I recently had the opportunity to hear Klaus Toepfer, former Director of the United Nations Environmental Program (UNEP), speak about sustainable development at the 17th Annual International Sustainable Development Research Conference held in May. Toepfer, who now heads the Institute for Advanced Sustainability Research in Germany, mentioned several tasks that need to be achieved in order to foster sustainable development including reducing the externalization of cost (especially in the energy sector) and the creation of a knowledge-based democracy where civil society plays an active role in sustainable development.
However, it is quite clear that developing countries are not the only ones who have a part to play. Industrialized countries like Canada and others have a development task as well. Given that 30 to 40 per cent of all food products in developed countries go to waste and that obesity levels are on the rise despite the deaths of thousands from starvation in other parts of the world, the social finance community has a great opportunity to contribute to sustainable development.
Initiatives are needed to create knowledge and consciousness about the use of food and energy. Education is needed to make people aware about the extreme amount of energy that is being consumed and its consequences, such as in the global food situation. According to Lester R. Brown, president of the Earth Policy Institute and another distinguished speaker at the conference, 35 per cent of crop harvests in the U.S. are used for producing gas to run cars. The consequence of this is deforestation because of the pressure to grow crops for ethanol.

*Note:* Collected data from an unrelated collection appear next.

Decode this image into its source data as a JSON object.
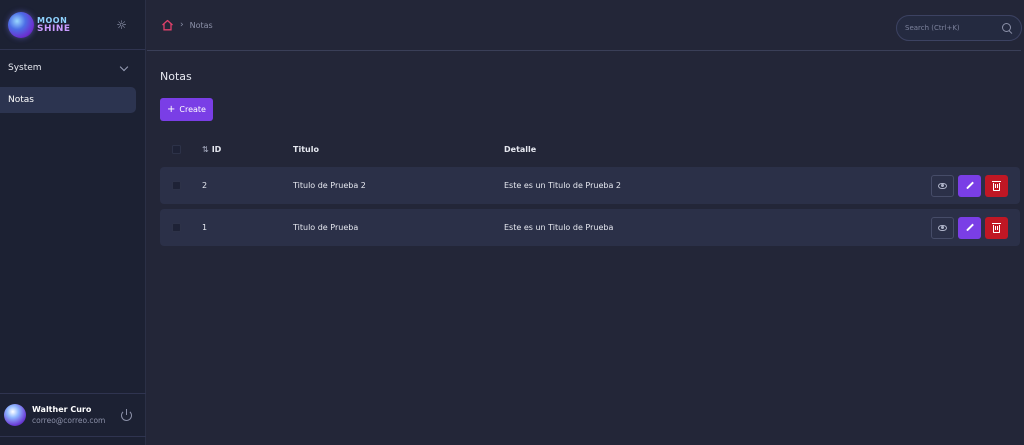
{
  "brand": {
    "line1": "MOON",
    "line2": "SHINE"
  },
  "sidebar": {
    "group_label": "System",
    "items": [
      {
        "label": "Notas",
        "active": true
      }
    ]
  },
  "user": {
    "name": "Walther Curo",
    "email": "correo@correo.com"
  },
  "breadcrumb": {
    "current": "Notas"
  },
  "search": {
    "placeholder": "Search (Ctrl+K)"
  },
  "page": {
    "title": "Notas",
    "create_label": "Create"
  },
  "table": {
    "columns": {
      "id": "ID",
      "title": "Titulo",
      "detail": "Detalle"
    },
    "rows": [
      {
        "id": "2",
        "title": "Titulo de Prueba 2",
        "detail": "Este es un Titulo de Prueba 2"
      },
      {
        "id": "1",
        "title": "Titulo de Prueba",
        "detail": "Este es un Titulo de Prueba"
      }
    ]
  },
  "colors": {
    "accent": "#7a3ee6",
    "danger": "#c01724",
    "sidebar_bg": "#1c2133",
    "main_bg": "#232638",
    "row_bg": "#2b3048"
  },
  "icons": [
    "sun-icon",
    "chevron-down-icon",
    "power-icon",
    "home-icon",
    "search-icon",
    "plus-icon",
    "sort-icon",
    "eye-icon",
    "pencil-icon",
    "trash-icon"
  ]
}
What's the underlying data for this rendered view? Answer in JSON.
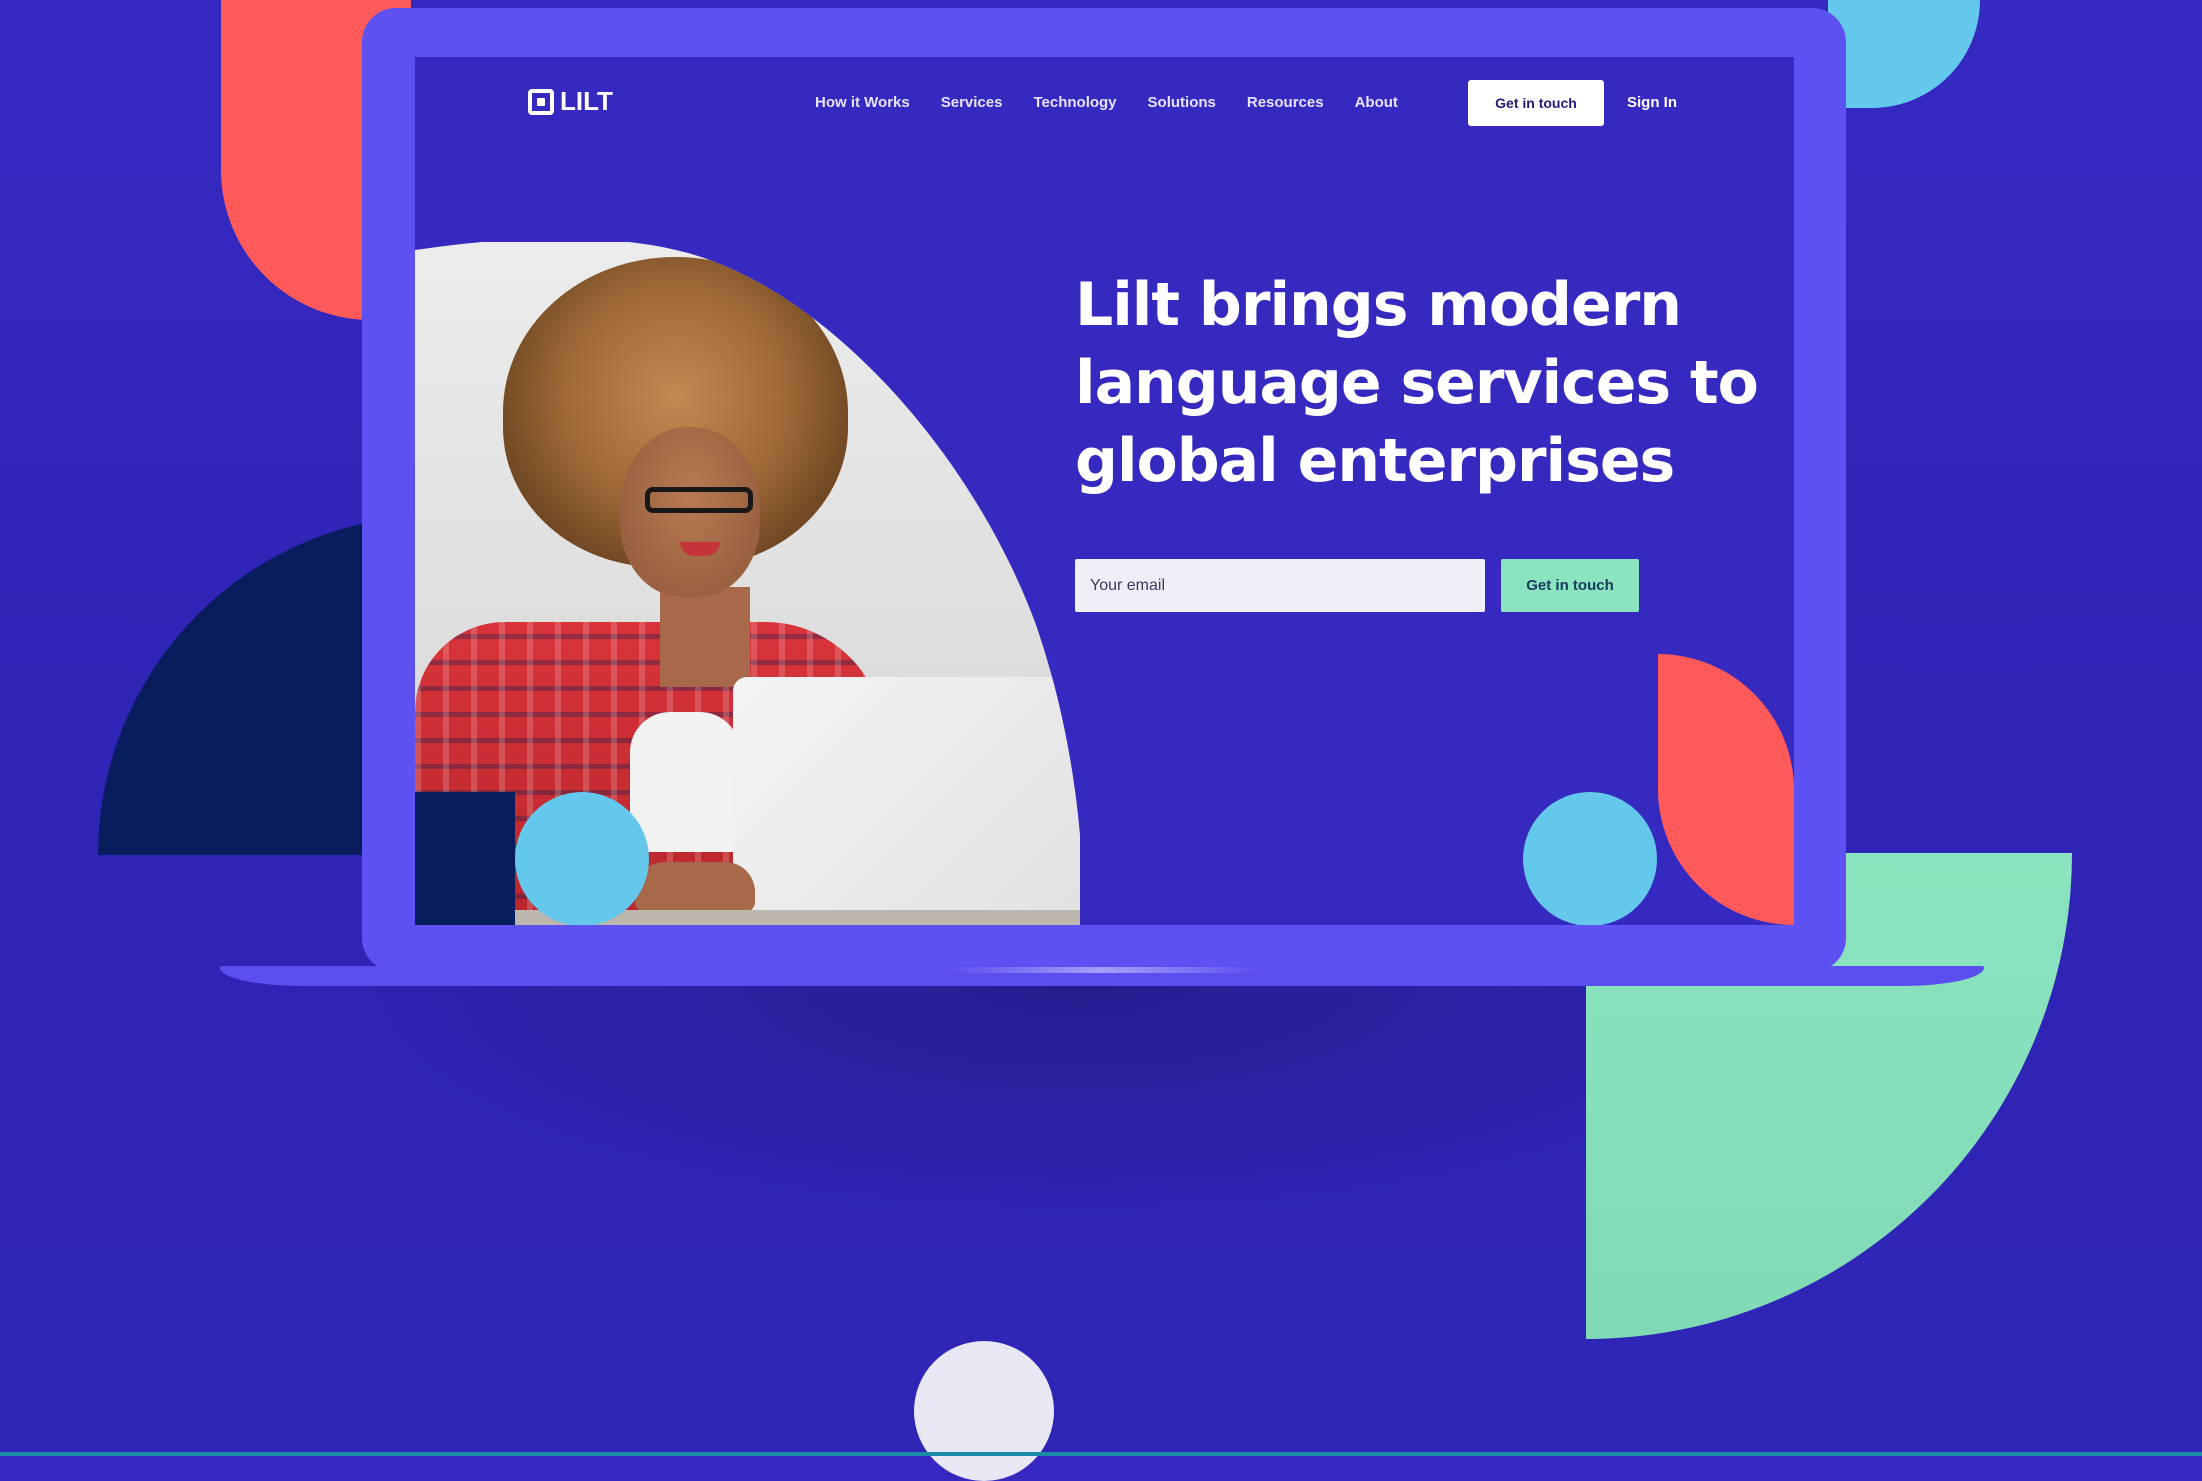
{
  "brand": {
    "name": "LILT",
    "colors": {
      "page_background": "#3428c0",
      "screen_background": "#3629c0",
      "laptop": "#5e51f2",
      "accent_red": "#ff5a5a",
      "accent_blue": "#63c8ec",
      "accent_green": "#8ae4bf",
      "accent_navy": "#081d5e"
    }
  },
  "nav": {
    "items": [
      {
        "label": "How it Works"
      },
      {
        "label": "Services"
      },
      {
        "label": "Technology"
      },
      {
        "label": "Solutions"
      },
      {
        "label": "Resources"
      },
      {
        "label": "About"
      }
    ],
    "cta_label": "Get in touch",
    "signin_label": "Sign In"
  },
  "hero": {
    "title": "Lilt brings modern language services to global enterprises",
    "email_placeholder": "Your email",
    "cta_label": "Get in touch"
  }
}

From my point of view, social finance could contribute in providing capital for education, training and capacity building in developed countries like Canada to increase knowledge about these challenges. It may be the step needed to change behaviour towards a more sustainable direction. Social finance could contribute to both fostering a knowledge-based democracy that is based on informed and transparent decision making and to global sustainable development.
What I learned from the conference is that we have to concentrate on where we want to go with social finance. We have to define our goals in a way that is measurable and shows how much progress we are doing in the way to sustainable development. I would be happy to learn about social finance initiatives inside and outside of Canada that try to contribute to the solutions of these challenges.